I believe both the writer and the aikidoka tangle with the same Duende. Why not? Both strive for the purest expression of their chosen art forms. The writer tells a perfect story. The aikidoka achieves what O’Sensei highlighted as the goal of budo: agatsu—the defeat of the self. [ii]
But that dance with the daemon leads to a similar break point. The I-quit-I-can’t-do-this moment. And the tears so many of us shed right then are true grief. After all, a misconception has died. It was with us for so long that it seems as though our self has died, but in reality, it was a false self. A guised version covering and restricting our true nature.

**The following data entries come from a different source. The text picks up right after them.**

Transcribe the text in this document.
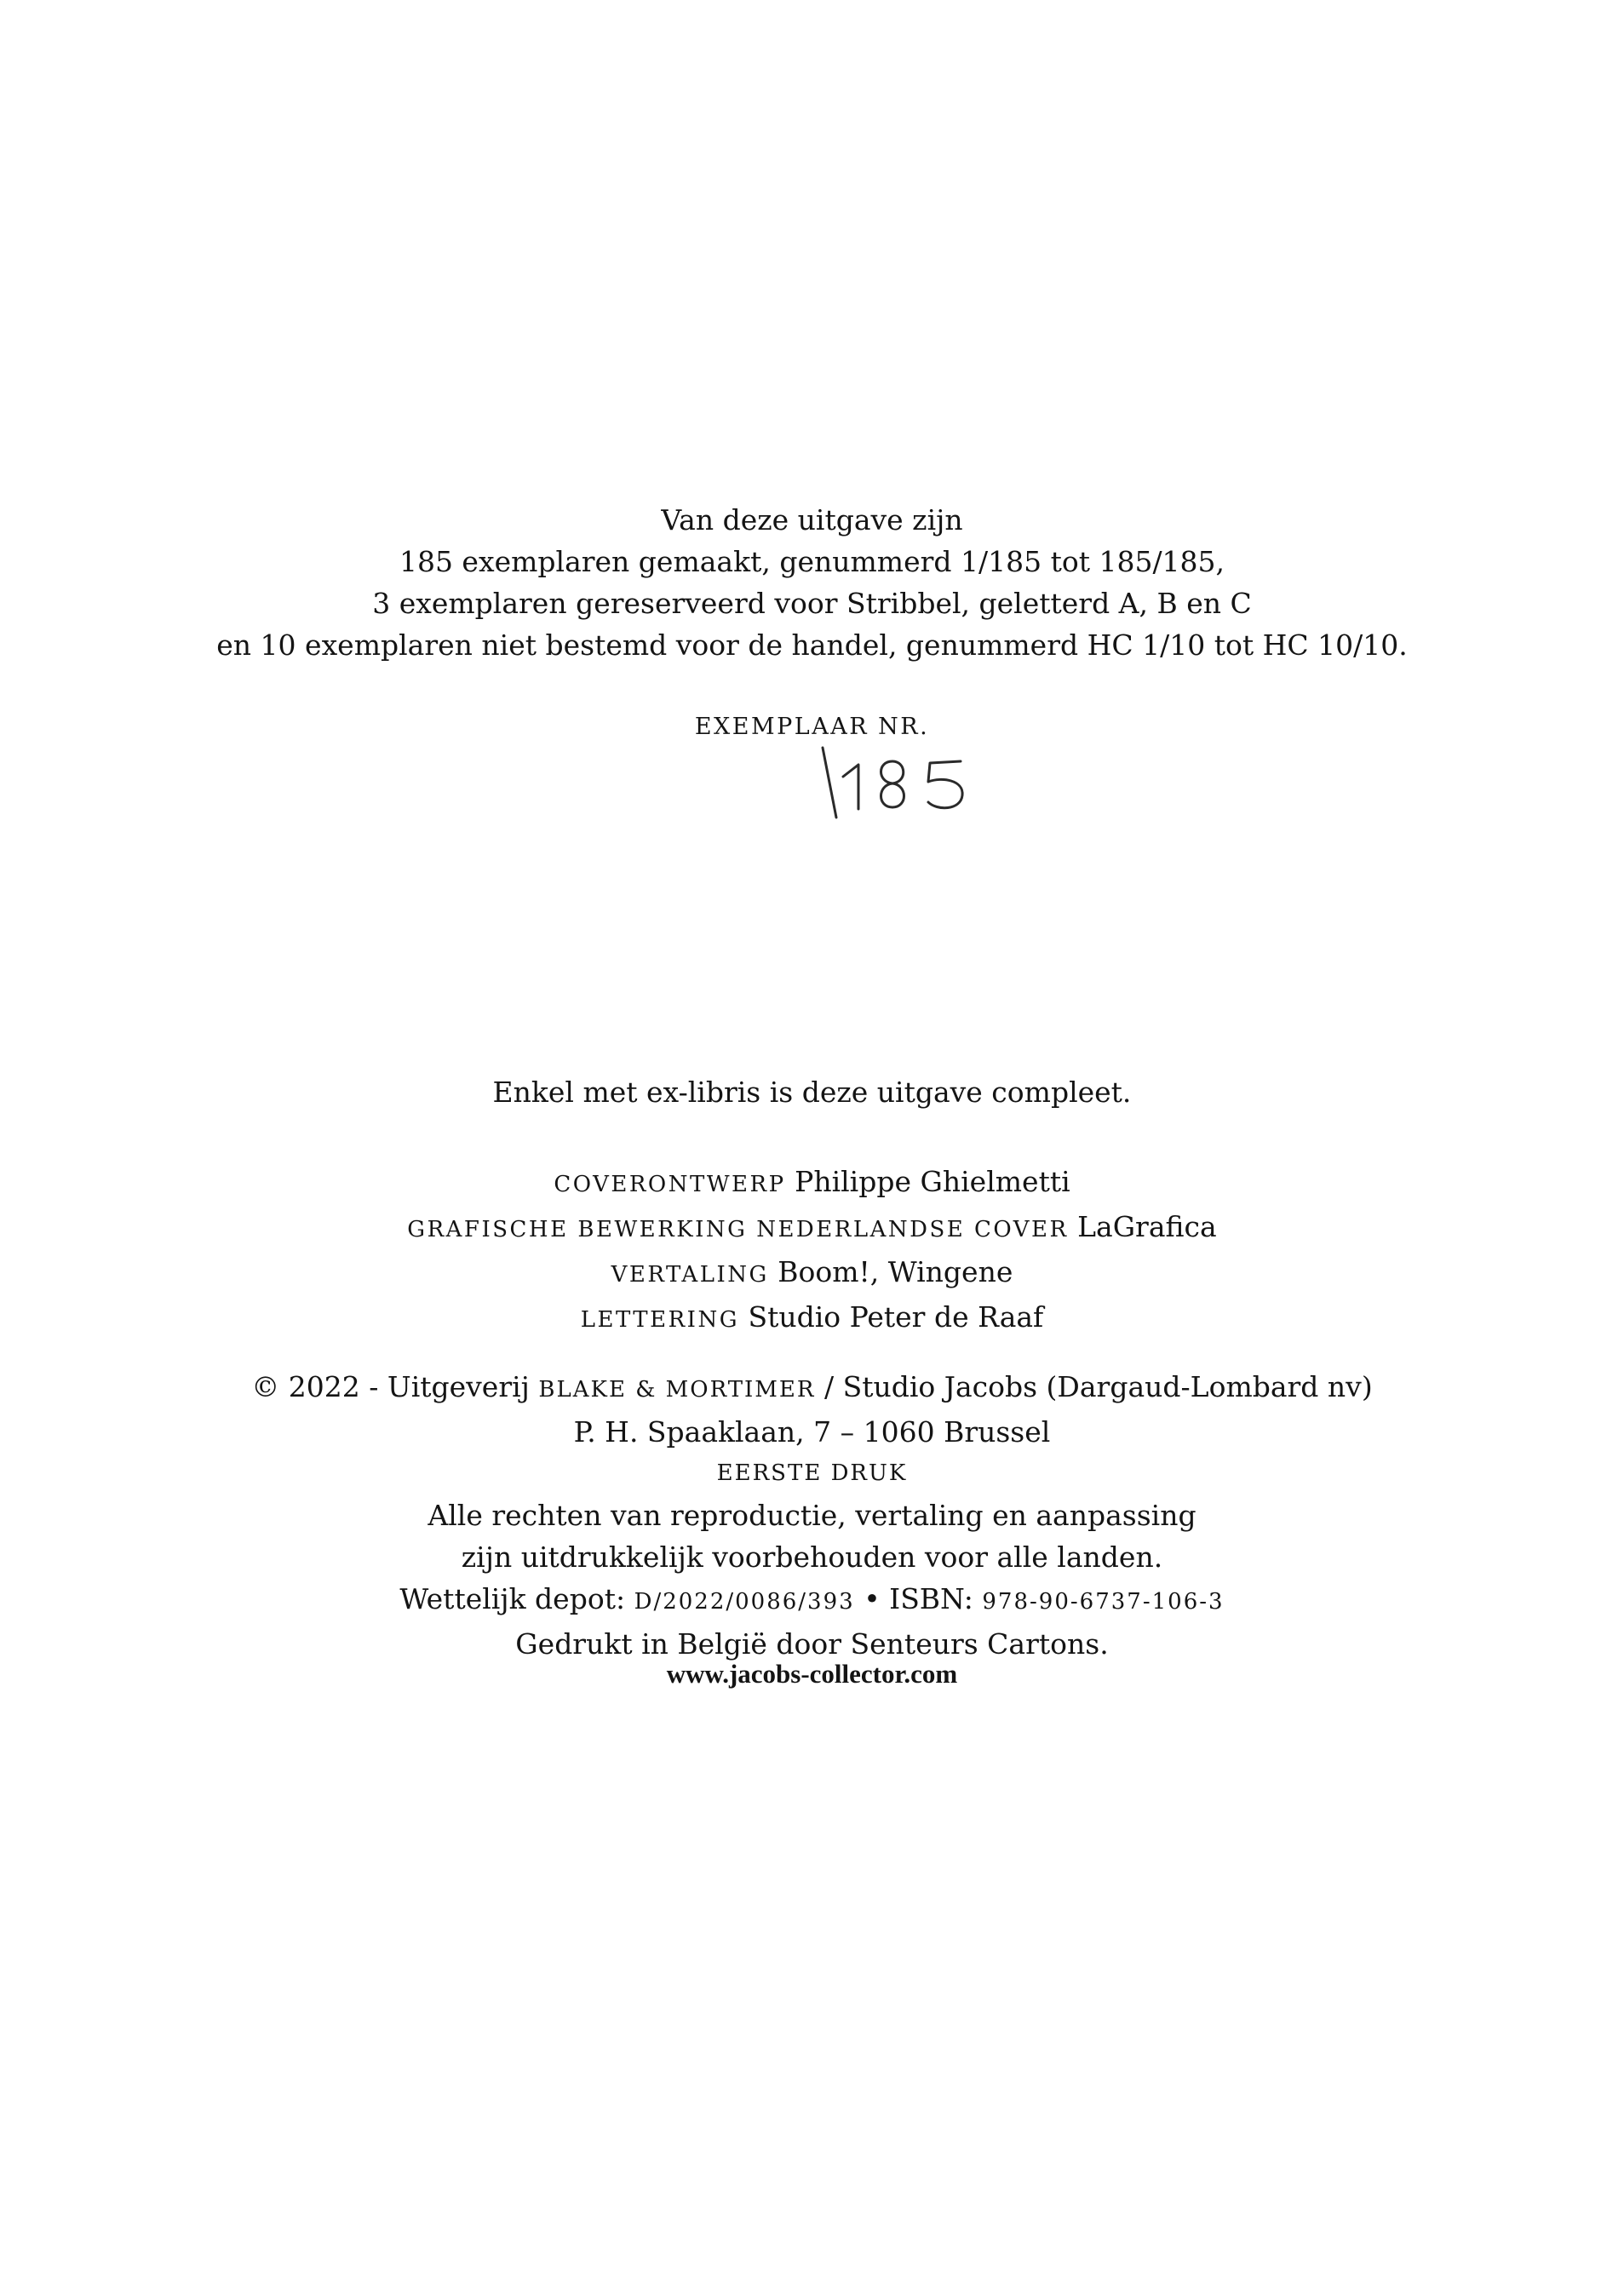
Van deze uitgave zijn
185 exemplaren gemaakt, genummerd 1/185 tot 185/185,
3 exemplaren gereserveerd voor Stribbel, geletterd A, B en C
en 10 exemplaren niet bestemd voor de handel, genummerd HC 1/10 tot HC 10/10.
EXEMPLAAR NR.
Enkel met ex-libris is deze uitgave compleet.
COVERONTWERP Philippe Ghielmetti
GRAFISCHE BEWERKING NEDERLANDSE COVER LaGrafica
VERTALING Boom!, Wingene
LETTERING Studio Peter de Raaf
© 2022 - Uitgeverij BLAKE & MORTIMER / Studio Jacobs (Dargaud-Lombard nv)
P. H. Spaaklaan, 7 – 1060 Brussel
EERSTE DRUK
Alle rechten van reproductie, vertaling en aanpassing
zijn uitdrukkelijk voorbehouden voor alle landen.
Wettelijk depot: D/2022/0086/393 • ISBN: 978-90-6737-106-3
Gedrukt in België door Senteurs Cartons.
www.jacobs-collector.com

And so I applaud that test candidate and every person who seeks to make her art (and her very self and soul) into a pure, unprecedented, and truly original masterpiece.
[i] From The Aikido of Shin-Budo Kai: A Guide to Principles and Practice. Ed. Ralph Bryan. Samashi Press: 2013 (79).
[ii] Also from The Aikido of Shin-Budo Kai (3).
I could have gone blind the light was so bright. It blazed so abruptly. I didn’t have time to take cover and shield my eyes.
This luminous assault happened a few nights ago in class as we picked apart kata toris, shoulder grabs. Sensei Mark demonstrated some of the atemis, or strikes, available to the person executing the throw (nage). He then showed how these strikes invited realignment between the two bodies involved in the technique; that is, a chance for nage to recalibrate and make sure she is connected to the person being thrown (uke).
Indeed, Sensei revealed an almost infinite number of strike options. Essentially, from the moment uke attacks, reaching for nage’s gi at the shoulder, nage can instantly atemi or strike towards uke’s face. Elsewhere in the technique, nage can strike for uke’s chest, ribcage, gut—wherever.
However, instead of striking, nage directs that same energetic intent squarely on (even through) uke’s center which creates a more robust and unified connection. Two bodies effectively mesh into one and move together harmoniously to resolve the attack.
At this point, Sensei casually paraphrased Saotome Sensei (via George Ledyard Sensei): aikido’s techniques arise from the strike or strikes one chooses not to apply.
Ka-chink! The blinding light bulb clicked on in my head and I was squinny as a mole.
Of course the principle resonates with the unconventional, counter instinctual philosophy of universal love and harmony at the crux of aikido’s discipline. Rather than participating in a fist-fight, the aikidoka initiates a dance. The strike is there not as a fist to the face, but rather as a ghostly, ephemeral, energetic incarnation.
But what really waylaid me was the notion of choice.
Time and again, our practice partners confront us with an attack, some violent intent, and time and again we choose—or try to choose—a skillful, peaceful response. I say “try” because the ape-and-lizard impulses are so ingrained, so ready to disrupt the flowing connection with push-meets-shove or danger-get-the-eff-outta-here reactions. Rather than succumb to these instinctual habits without thinking, we train so that kindness in nonviolence becomes the go-to response.
But there were even more startling choices embedded in Saotome’s tenet. Those of us on the mat had to, at one point, choose to practice aikido in the first place. The realization was so bald, so obvious, and yet so sobering and stark. One day, almost a decade ago, I chose aikido. I had seen it before lots of times (oh, look what a lovely dancing way to do fast tai chi…), but I had other after-work pursuits and activities. Until one day, I chose beyond my normal habit. I chose to practice aikido. I have since realized that this one choice completely altered my life and how I live it.
I could, as I’d always done, strike out against obstacles and shove them aside; I could lash out at others to protect myself; or, I could recalibrate—realign myself with compassion. The choice was all mine.